I tried using UpValue for teaching Mathematica that it could interchange differentiation and av, but apparently that is not the problem. I might be going about this entirely the wrong way, but I'd be grateful for any input. Note the builtin Expectation function does not accomplish it either - e.g., it doesn't handle the derivatives as a proper average operator would. For example

h[y_] := Expectation[y, x \[Distributed] pp] (*pp unknown density*)

Then

D[h[Exp[-x y]], x]

gives

(Expectation^(0,1))[E^(-x y),x\[Distributed]pp] (Distributed^(1,0))[x,pp]-E^(-x y) y   
(Expectation^(1,0))[E^(-x y),x\[Distributed]pp]

whereas I wanted

-y h[Exp[-y x]]

(i.e moving the derivative inside the averaging h).

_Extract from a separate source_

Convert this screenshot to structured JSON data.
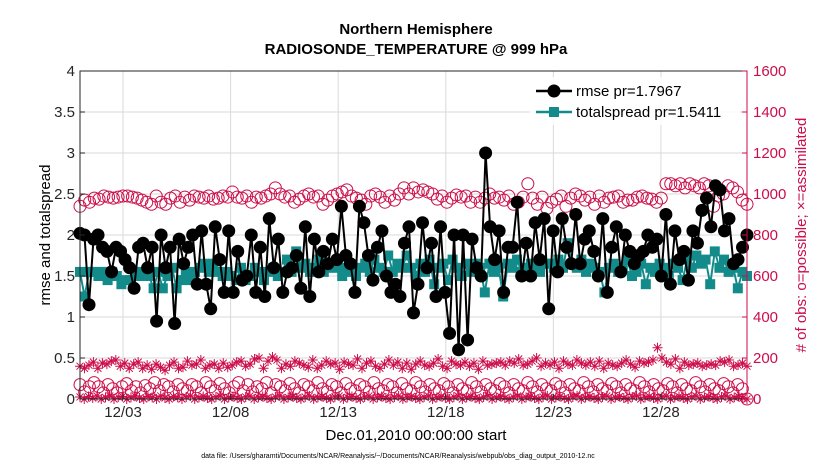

Sune

Answer 1

I think I got it.

av /: D[av[f___], x_] := av[D[f, x]]
av[y_ + z_] := av[y] + av[z]
av[c_ y_] := c av[y] /; FreeQ[c, x]
av[c_] := c /; FreeQ[c, x]
D[av[x y], x]

(* y *)

D[av[Exp[-x y]], x]
(* -y av[E^(-x y)] *)

I wasn't using UpValues correctly before.

EDIT: Well, turns out there's still a problem:

D[Log[av[Exp[-b x]]], b]
(* -((E^(-b x) x)/av[E^(-b x)]) *)

instead of

-(av[(E^(-b x) x)]/av[E^(-b x)])

What's going on? Sune

Answer 2

Just define exactly what you want:

av[expr_] := Integrate[f[x] expr, {x, -∞, ∞}];

Here f[x] is undefined function.

D[av[Exp[-x y]], y]

D[Log[av[Exp[-b x]]], b]

P.S. There is a possible bug

f[c_] := c /; FreeQ[c, x]

f'
(* 1 & *)

The condition was lost.